How to get physical shares transferred and converted into demat ?

18, Dec 2017
Physical Shares are those shares which are held in physical certificates by the Investors. Demat is an electronic form of preserving shares; that is paperless trading. Dematerialisation is the process by which a person can get physical certificates converted into electronic mode. Investments in shares and debentures can be held in electronic or dematerialised form with a depository which holds securities (shares, debentures, bonds, government securities, mutual fund units etc.) of investors in electronic form at the request of the investors. In India, there are two entities—National Securities Depository and Central Depository Services.  Unlike in physical shares, there is no scope for bad delivery or fake shares when we hold shares in demat form. Further, unlike physical certificates, there is no need to send the shares purchased to the company for transfer. Therefore, there is no scope for delay in transfer or for loss of share certificates in transit. There is considerable reduction in paperwork and transaction cost in demat mode. A Shareholder can view all his investments in listed companies or mutual funds in single account. Shareholder will receive all the corporate benefits like rights, bonus shares directly into his demat account and dividend into bank account registered in his demat account. Process involved in dematerialization? A Shareholder can get his shares dematerialized by submitting a Dematerialization Request Form (DRF) to its Depository Participant(DP).

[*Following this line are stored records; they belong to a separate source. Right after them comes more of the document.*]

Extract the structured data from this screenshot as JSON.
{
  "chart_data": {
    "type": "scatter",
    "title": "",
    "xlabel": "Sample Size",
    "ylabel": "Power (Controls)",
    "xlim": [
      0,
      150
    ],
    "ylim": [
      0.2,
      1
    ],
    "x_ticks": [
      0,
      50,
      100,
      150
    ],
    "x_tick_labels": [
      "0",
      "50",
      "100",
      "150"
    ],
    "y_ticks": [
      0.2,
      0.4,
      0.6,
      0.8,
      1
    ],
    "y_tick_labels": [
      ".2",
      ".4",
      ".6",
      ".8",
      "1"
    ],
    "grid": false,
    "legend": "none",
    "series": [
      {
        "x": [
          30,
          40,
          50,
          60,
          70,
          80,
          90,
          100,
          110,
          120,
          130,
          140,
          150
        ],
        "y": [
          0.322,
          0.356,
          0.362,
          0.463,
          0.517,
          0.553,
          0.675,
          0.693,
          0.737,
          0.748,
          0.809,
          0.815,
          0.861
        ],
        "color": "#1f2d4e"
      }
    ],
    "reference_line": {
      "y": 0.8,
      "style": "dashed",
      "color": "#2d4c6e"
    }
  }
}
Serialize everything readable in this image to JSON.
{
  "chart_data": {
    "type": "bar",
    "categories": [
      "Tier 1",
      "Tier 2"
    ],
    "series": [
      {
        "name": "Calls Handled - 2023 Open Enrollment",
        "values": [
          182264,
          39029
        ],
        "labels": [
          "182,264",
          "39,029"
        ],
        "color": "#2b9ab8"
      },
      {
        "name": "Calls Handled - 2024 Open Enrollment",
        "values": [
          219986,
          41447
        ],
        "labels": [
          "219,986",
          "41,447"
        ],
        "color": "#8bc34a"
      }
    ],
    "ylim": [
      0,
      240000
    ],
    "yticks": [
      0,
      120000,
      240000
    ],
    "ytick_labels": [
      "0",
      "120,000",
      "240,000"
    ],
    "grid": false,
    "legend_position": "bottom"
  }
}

A DP is usually an intermediary between a shareholder and the Depository i.e. NSDl & CDSL. After submission of DRF, the physical share certificates are verified by the concerned authorities. Upon verification, the DRF team will convert all the physical share certificates into electronic form. It takes approximately 2-3 weeks for the DRF team to convert physical shares into Demat Form or electronic form. In case of death of a shareholder before converting his / her shares into demat mode, legal heirs will have to transmit the shares in their name and then get the dematerialization done in their respective names. In case of loss of physical shares, the shareholder will have to get the duplicate share certificates issued in his name from the Company. After receiving the duplicate share certificates, the shareholder can get his shares dematerialized by filling the DRF.